Normality under Gaussian residuals

Under the Gaussian assumption, since $\y_n = \betav^\trans \xv_n + \res_n$, this implies that $\y_n$ is also Gaussian conditional on $\xv_n$. Even more, $\betavhat$ is Gaussian conditional on $\X$, since it is itself a linear combination of Gaussian errors:

\[ \betavhat = \beta + (\X^\trans \X) \X^\trans \resv \quad\Rightarrow\quad \betavhat \sim \gauss{\beta, \sigma^2 (\X^\trans \X)^{-1}}. \]

Independent or uncorrelated residuals?

Note that under all these assumptions, the residuals are assumed to be independent of one another. That’s not strictly necessary — if you closely examine the proofs to come, you will see that often pairwise uncorrelated residuals will be enough. However, for simplicity, I’ll stay with the assumption of independent residuals in this class; it will hopefully be clear enough where that can be weakened if necessary.

Fixed or random regressors?

Above, it’s clear that $\y_n$ is considered random (and, correspondingly, so are the residuals $\res_n$). What about $\xv_n$ for the linear expectation assumption onwards? Is it random or fixed?

Depending on the setting, it might be reasonable to model $\xv_n$ as either random or fixed. For example, if $\xv_n$ are part of a systematic design, such as an evenly spaced set of weights for which you will measure the deflection of a spring, then it makes sense to think of $\xv_n$ as fixed. However, if your data are samples from some larger population, such as data about mothers’ smoking habits and baby birth weight, then it might make sense to think of $\xv_n$ as random along with $\y_n$.

However, mathematically speaking,

It is usually easier to think of $\xv_n$ as fixed, and
It would rarely affect our substantive conclusions, since the variance of the residuals dominates the variability of the regressors. (This may not be obvious, even later in the course, but I assure you it is true.)

For these reasons, I will make the following assumption for simplicity:

Fixed regressor assumption

Under the linear expectation, homoskedastic, and Gaussian assumptions, I will assume that the regressors $\X$ are fixed unless I say explicitly otherwise. In that case, by conditioning, I simply mean “for that value of $\xv_n$,” as in $\expect{\y_n \vert \xv_n} = \betav^\trans \xv_n$.

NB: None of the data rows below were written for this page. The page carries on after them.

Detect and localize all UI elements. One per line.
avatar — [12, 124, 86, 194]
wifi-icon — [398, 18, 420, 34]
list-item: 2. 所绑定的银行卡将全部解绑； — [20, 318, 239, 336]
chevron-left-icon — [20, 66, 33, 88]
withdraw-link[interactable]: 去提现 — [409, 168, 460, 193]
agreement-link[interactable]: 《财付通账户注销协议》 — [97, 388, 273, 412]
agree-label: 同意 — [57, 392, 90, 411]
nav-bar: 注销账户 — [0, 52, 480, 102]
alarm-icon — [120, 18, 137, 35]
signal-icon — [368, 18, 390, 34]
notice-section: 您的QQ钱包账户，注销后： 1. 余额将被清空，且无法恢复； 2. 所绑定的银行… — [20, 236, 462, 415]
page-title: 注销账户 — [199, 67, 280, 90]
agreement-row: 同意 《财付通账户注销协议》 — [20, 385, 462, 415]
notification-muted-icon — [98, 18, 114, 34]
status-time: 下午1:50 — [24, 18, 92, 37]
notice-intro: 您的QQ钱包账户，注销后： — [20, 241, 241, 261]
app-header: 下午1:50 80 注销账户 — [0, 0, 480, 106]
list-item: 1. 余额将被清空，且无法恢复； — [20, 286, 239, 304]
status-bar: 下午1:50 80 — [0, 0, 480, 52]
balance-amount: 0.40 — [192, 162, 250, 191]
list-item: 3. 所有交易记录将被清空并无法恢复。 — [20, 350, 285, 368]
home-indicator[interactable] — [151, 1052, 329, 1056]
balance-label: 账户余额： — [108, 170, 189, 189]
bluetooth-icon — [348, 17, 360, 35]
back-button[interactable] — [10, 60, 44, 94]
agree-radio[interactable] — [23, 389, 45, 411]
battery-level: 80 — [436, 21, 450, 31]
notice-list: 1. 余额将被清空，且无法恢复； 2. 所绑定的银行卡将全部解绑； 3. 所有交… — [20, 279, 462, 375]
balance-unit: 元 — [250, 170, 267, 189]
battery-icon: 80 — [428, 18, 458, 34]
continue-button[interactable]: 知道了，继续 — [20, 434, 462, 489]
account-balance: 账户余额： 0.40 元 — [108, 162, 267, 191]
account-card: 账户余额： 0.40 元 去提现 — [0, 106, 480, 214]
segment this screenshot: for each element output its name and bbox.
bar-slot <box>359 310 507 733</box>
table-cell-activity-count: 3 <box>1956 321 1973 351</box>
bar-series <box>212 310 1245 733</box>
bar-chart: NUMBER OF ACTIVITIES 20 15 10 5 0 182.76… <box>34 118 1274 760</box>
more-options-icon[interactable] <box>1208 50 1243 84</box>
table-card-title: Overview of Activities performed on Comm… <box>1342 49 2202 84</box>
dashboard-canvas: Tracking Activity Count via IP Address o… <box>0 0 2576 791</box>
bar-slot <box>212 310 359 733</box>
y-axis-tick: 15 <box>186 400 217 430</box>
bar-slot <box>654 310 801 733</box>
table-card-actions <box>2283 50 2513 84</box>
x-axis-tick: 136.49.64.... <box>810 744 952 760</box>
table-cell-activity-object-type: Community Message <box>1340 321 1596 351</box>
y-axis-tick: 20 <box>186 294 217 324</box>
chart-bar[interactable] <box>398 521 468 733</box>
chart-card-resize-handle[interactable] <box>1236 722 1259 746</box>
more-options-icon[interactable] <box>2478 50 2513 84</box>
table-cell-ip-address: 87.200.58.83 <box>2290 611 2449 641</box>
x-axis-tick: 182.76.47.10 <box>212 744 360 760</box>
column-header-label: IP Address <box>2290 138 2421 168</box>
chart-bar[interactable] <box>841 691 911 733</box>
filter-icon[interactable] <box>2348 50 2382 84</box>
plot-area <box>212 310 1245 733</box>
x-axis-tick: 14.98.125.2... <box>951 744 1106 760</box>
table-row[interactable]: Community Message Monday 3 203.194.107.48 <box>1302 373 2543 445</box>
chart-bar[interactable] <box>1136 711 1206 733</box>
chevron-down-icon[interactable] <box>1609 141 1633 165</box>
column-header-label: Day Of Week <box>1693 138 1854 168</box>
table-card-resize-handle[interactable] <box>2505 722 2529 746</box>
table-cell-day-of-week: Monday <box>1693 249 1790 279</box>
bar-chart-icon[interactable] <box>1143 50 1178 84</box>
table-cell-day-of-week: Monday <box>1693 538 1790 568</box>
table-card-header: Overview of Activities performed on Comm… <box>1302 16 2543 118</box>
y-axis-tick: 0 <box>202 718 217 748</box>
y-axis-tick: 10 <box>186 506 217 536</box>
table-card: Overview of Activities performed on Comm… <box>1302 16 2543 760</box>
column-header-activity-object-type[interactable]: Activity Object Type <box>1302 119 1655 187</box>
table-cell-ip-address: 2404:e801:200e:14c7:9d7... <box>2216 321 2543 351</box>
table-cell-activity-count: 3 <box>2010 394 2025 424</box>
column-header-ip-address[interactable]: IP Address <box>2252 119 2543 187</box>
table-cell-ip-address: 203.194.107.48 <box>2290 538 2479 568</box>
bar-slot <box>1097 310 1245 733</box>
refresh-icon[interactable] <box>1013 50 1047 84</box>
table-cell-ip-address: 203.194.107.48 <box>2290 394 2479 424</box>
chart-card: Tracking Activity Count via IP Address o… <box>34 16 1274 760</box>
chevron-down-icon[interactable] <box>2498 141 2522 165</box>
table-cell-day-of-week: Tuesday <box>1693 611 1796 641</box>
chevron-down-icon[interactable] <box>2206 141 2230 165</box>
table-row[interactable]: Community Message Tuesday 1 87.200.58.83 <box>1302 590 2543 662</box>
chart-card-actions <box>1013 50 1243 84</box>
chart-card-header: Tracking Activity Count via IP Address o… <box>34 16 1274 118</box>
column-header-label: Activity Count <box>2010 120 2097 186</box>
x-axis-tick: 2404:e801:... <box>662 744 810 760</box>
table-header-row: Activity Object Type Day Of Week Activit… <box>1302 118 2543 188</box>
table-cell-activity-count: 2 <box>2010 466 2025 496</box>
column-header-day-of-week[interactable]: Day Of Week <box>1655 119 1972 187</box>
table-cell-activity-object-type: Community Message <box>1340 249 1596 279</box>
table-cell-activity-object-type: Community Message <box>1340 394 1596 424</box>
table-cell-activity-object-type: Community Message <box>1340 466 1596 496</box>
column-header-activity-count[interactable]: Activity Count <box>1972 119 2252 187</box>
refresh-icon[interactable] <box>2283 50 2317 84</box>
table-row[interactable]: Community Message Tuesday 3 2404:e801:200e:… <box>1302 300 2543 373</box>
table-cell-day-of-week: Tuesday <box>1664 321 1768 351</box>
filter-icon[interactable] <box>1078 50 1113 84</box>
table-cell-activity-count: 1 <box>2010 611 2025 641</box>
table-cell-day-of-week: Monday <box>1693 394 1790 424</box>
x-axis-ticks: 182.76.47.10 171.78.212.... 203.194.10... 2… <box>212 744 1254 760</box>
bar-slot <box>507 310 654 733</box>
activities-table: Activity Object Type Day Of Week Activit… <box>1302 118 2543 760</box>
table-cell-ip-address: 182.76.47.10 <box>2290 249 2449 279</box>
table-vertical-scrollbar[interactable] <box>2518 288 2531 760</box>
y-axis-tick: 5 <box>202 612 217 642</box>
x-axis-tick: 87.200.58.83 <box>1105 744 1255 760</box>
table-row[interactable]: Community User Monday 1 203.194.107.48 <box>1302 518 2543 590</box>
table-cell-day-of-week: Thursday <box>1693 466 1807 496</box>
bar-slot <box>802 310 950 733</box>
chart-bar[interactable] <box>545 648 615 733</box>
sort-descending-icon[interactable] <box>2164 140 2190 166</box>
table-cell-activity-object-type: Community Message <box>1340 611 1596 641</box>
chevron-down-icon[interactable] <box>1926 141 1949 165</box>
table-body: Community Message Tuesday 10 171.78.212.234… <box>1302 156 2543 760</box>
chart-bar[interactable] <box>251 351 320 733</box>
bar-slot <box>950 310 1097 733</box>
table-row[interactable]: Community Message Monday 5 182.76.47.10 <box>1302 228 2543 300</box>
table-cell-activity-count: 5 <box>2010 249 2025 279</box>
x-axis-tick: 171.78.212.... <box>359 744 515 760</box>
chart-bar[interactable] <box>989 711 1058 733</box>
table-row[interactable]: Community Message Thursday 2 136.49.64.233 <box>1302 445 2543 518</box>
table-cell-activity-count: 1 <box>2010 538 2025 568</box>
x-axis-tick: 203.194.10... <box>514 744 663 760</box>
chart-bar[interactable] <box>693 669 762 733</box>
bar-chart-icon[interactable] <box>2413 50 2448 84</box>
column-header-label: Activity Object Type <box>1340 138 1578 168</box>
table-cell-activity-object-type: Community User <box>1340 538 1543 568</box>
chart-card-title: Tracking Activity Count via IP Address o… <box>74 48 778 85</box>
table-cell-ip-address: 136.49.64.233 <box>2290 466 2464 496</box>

Assumptions in the Kleiber example

Recall the Kleiber example, in which observations were animals, weights, and metabolism rates. Which of these assumptions make sense?

Arguably, none of them:

This is not a “random sample from all animals,” even if you could make that sentence make sense
There are multiple observations for the same type of animal
There is no reason to believe a linear model is well specified
There is no reason to believe the errors are normal or even homoskedastic

The best you might hope for is to argue that the IID assumption characterizes something like “how much would my conclusion have changed if I had collected the same dataset again but with different randomly chosen animals of the same species?” But this is not very much like the real question, which is “how much might the slope of the regression line differ from 2/3 due only to the ideosyncracies of this particular dataset?”